Un bel film, sulla coerenza sui principi e sulla disponibilità a pagare il relativo grave scotto, nel caso in cui tali giusti principi vengano condannati da potenti iniqui. Indimenticabile il colloquio fra il democratico, in carcere per le proprie idee e gli atti conseguenti, e la moglie: lui può rivendicare che «dal carcere sta dando il buon esempio»; sua moglie in lacrime risponde con sarcasmo «sai quanto è comodo un marito che in carcere dà il buon esempio a tutti, e intanto io così non so come dare da mangiare a me e a nostro figlio». Ma il bello è che lei condivideva le battaglie del marito, come si vede nel film: pur conoscendo la miseria, l’esclusione e le difficoltà che ciò comportava, si sono voluti bene per questa superiore unità d’intenti, dei più nobili intenti: la democrazia, l’uguaglianza, la lotta alla tirannide e all’ingiustizia sociale, in quel caso quella papalina, quello dello stato in cui erano nati. Ancor più commuovente l’evidenza, del resto spesso verificatasi nella storia, che tale comunione morale profonda ed elevata sia avvenuta fra due popolani dei bassifondi.

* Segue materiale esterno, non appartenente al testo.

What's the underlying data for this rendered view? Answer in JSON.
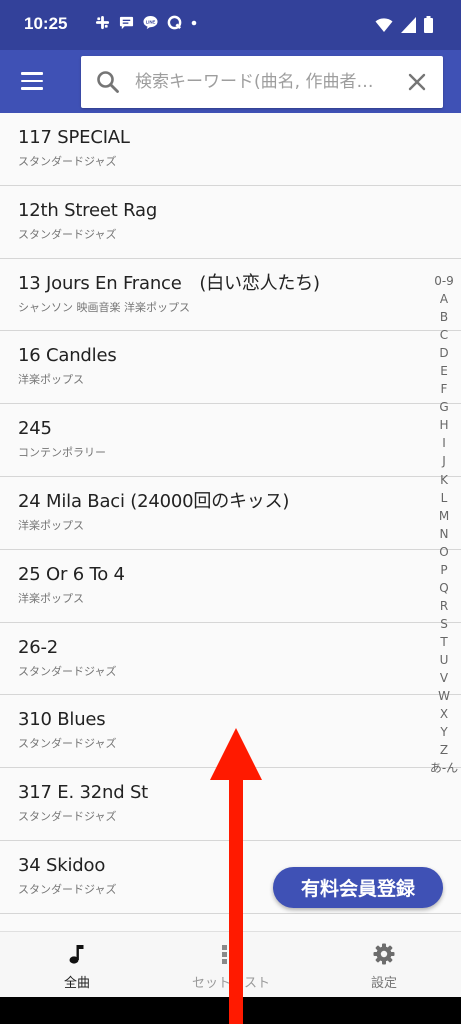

Si era nel ’72: nel pieno della contestazione. Questo film riluce della riflessione gloriosa su chi non si è venduto al potente iniquo, ed ha sofferto perciò; esattamente come riluce anche della riflessione amara su chi si è venduto, fiutando opportunisticamente il vento; oppure su chi non ce l’ha fatta a rimanere fino in fondo fedele agli impegni che si era preso verso l’umanità, per debolezza sua, o per la forza dei criminali avversari. Perciò quest’opera è un “vero romanzo storico”: anche perché parla del passato in quanto non si può parlare appieno del presente.

Per essere un prodotto televisivo, è splendido, innervato com’è di verità storica e di pathos. Giannetti qui esprime, in modi assai felici, una sana indignazione popolare (nei rari casi in cui questa si rende del tutto condivisibile), facendo vedere anche i casi contrari, quando ci doveva essere tale indignazione, come quella della protagonista, e invece così non era, finendo così costei per trovarsi attorniata dal viscido e squallido pettegolezzo.

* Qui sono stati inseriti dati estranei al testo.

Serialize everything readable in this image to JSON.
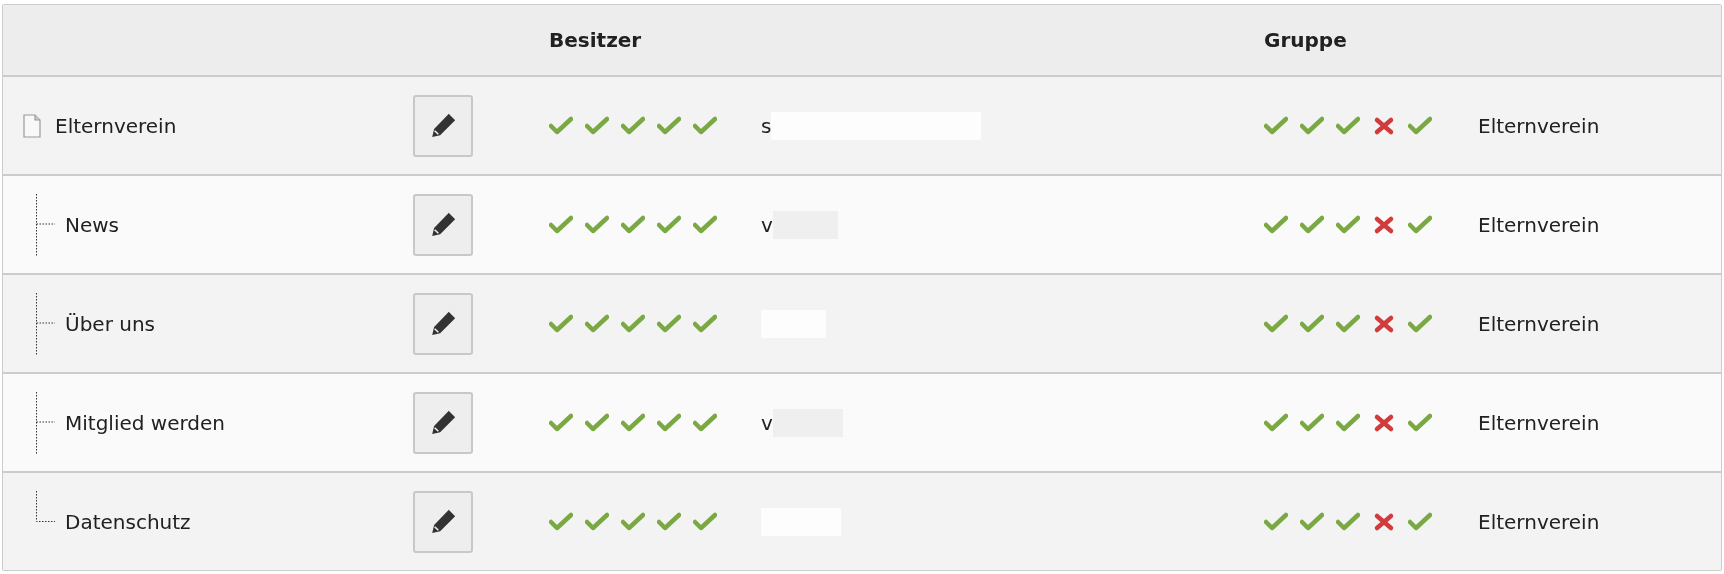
{
  "table": {
    "columns": [
      {
        "label": "Besitzer"
      },
      {
        "label": "Gruppe"
      }
    ],
    "tree": {
      "title": "Elternverein",
      "owner_permissions": [
        true,
        true,
        true,
        true,
        true
      ],
      "owner": "s",
      "group_permissions": [
        true,
        true,
        true,
        false,
        true
      ],
      "group": "Elternverein",
      "children": [
        {
          "title": "News",
          "owner_permissions": [
            true,
            true,
            true,
            true,
            true
          ],
          "owner": "v",
          "group_permissions": [
            true,
            true,
            true,
            false,
            true
          ],
          "group": "Elternverein"
        },
        {
          "title": "Über uns",
          "owner_permissions": [
            true,
            true,
            true,
            true,
            true
          ],
          "group_permissions": [
            true,
            true,
            true,
            false,
            true
          ],
          "group": "Elternverein"
        },
        {
          "title": "Mitglied werden",
          "owner_permissions": [
            true,
            true,
            true,
            true,
            true
          ],
          "owner": "v",
          "group_permissions": [
            true,
            true,
            true,
            false,
            true
          ],
          "group": "Elternverein"
        },
        {
          "title": "Datenschutz",
          "owner_permissions": [
            true,
            true,
            true,
            true,
            true
          ],
          "group_permissions": [
            true,
            true,
            true,
            false,
            true
          ],
          "group": "Elternverein"
        }
      ]
    }
  }
}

Gli attori, e il regista – (grande) sceneggiatore Giannetti, non faticano a far incarnare tale insofferenza sanguigna, verso l’ingiustizia, nei tratti bonari caratteristici romani, tra i più adatti a ciò, per semplicità diretta e autenticità di sentimenti.

E quali attori: Mastroianni è splendido, nella parte del giusto che non si lascia mai corrompere interiormente, a fronte delle più laceranti punizioni che tale dirittura morale comporta. La Magnani è alla sua ultima interpretazione, a 63 anni appena prima di spegnersi: appare ben più giovane dell’età anagrafica; sublime come sempre, per quella vena incattivita dalla vita, che inietta di memorabile veleno tutta la retta indignazione contro le ingiustizie più calcificate. Grandissimo anche Mario Carotenuto, nella difficile parte del prete non così compromesso, e umanamente prezioso.